German technology firm Bosch has developed what it describes as an “interior monitoring system” for cars that utilizes artificial intelligence (AI) and cameras.
In an announcement Monday, Bosch explained that the system made use of several cameras and could undertake a number of tasks. The system could go into production in 2022, according to the firm.
One of its features includes a camera that’s integrated into a steering wheel. This can detect when a driver is distracted, when their eyes are becoming heavy, and when they are turning their head towards the rear seats or the person sitting next to them, according to the company.
AI analyzes this information and the system can carry out several actions, including warning distracted drivers, recommending a break, and even slowing the vehicle down. Bosch said the information generated by the interior monitoring system was “neither saved nor passed on to third parties.”
In addition to the camera embedded in a steering wheel, Bosch’s system also makes uses of cameras that are either above or below a car’s rear view mirror. These can alert the driver to potentially serious issues such as a child removing their seat belt.
From the middle of 2022, all new cars in the European Union’s market will be required to have “advanced safety systems.”
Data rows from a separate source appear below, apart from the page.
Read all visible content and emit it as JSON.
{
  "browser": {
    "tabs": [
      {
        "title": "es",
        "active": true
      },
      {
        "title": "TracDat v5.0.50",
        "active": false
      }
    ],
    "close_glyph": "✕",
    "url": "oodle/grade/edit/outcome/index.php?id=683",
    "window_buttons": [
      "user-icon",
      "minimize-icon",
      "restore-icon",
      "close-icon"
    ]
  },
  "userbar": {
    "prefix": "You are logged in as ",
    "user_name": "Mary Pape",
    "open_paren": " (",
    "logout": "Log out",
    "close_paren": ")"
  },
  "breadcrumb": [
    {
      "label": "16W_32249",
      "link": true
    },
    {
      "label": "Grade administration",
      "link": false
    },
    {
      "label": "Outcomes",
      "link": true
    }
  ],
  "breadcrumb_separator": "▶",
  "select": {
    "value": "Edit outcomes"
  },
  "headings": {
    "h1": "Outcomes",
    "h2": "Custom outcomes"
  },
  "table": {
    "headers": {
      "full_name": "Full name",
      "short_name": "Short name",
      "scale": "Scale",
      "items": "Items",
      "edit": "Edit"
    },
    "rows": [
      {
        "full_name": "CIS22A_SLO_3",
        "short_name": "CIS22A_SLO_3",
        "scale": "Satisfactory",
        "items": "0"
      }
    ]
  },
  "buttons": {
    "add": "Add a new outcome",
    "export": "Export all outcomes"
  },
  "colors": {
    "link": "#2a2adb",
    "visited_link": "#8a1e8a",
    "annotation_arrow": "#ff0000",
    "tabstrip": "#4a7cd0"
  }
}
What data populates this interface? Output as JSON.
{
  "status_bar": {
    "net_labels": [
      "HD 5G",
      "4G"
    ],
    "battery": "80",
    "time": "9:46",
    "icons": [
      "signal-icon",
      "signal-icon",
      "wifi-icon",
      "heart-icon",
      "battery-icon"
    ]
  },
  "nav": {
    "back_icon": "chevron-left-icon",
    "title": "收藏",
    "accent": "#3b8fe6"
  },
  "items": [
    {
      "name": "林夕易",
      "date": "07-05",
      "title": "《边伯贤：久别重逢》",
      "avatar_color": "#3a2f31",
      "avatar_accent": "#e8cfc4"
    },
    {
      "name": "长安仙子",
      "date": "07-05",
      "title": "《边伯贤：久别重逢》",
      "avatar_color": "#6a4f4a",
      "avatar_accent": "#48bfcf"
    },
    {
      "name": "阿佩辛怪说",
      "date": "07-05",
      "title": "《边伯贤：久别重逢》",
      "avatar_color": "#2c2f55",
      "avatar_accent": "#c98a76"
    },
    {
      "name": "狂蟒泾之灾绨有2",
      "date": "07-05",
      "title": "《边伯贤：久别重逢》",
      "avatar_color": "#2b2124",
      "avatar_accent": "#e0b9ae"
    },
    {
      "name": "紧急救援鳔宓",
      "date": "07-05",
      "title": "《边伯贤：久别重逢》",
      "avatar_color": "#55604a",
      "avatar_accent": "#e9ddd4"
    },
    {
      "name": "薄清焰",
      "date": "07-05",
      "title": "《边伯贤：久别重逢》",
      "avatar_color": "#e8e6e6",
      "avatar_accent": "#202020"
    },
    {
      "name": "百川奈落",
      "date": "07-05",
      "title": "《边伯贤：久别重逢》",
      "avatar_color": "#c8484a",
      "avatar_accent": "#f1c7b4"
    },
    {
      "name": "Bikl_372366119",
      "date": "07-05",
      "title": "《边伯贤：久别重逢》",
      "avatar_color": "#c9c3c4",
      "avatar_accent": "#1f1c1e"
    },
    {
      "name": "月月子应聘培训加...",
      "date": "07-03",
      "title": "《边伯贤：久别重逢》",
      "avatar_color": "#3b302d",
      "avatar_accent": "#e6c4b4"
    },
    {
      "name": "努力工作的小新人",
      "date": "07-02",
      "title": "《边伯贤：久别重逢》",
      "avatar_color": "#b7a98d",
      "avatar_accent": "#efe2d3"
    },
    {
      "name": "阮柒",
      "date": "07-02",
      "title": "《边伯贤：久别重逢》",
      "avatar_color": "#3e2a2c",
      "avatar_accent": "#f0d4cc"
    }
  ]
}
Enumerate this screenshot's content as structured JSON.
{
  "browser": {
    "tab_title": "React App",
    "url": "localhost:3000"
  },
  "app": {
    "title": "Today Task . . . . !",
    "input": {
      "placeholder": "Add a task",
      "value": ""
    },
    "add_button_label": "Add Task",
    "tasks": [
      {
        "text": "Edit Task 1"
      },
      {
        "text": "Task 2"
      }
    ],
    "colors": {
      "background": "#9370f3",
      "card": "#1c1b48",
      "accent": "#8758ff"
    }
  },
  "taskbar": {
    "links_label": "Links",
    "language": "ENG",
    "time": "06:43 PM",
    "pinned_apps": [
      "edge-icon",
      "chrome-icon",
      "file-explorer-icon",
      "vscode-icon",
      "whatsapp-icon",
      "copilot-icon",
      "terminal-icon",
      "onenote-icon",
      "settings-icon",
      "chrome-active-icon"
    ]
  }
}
According to authorities, the new rules mean that all motor vehicles – everything from cars and trucks to buses and vans – will have to have safety features including: driver drowsiness and attention warning systems; reversing detection systems; and event data recorders.
Bosch is one of several firms developing technology that aims to boost the safety of vehicles. In March, Volvo Cars announced plans to install in-car cameras and sensors to monitor drivers for signs of intoxication and distraction.
The firm said the technology would be used to monitor drivers and, when needed, enable the car “to intervene if a clearly intoxicated or distracted driver does not respond to warning signals and is risking an accident involving serious injury or death.”
Actions the car could take include limiting speed to slowing down and then parking the car in a safe place. Installation of the technology will start in the early 2020s.
As the cars we drive become increasingly sophisticated, the technology that underpins them poses a unique set of challenges.
“Currently, technology is more likely to create distractions in vehicles than it is to combat it,” Alain Dunoyer, SBD Automotive’s head of autonomous research and consulting, said in a statement sent to CNBC via email earlier this month.
“These days, cars have a shopping list of features which has led to tasks that were historically quite simple becoming drastically more complicated and distracting,” he added.
“Through biometric testing, we have found that these once simple tasks, like changing the radio station or increasing the temperature, can now demand a level of a driver attention similar to that of negotiating a complex junction.”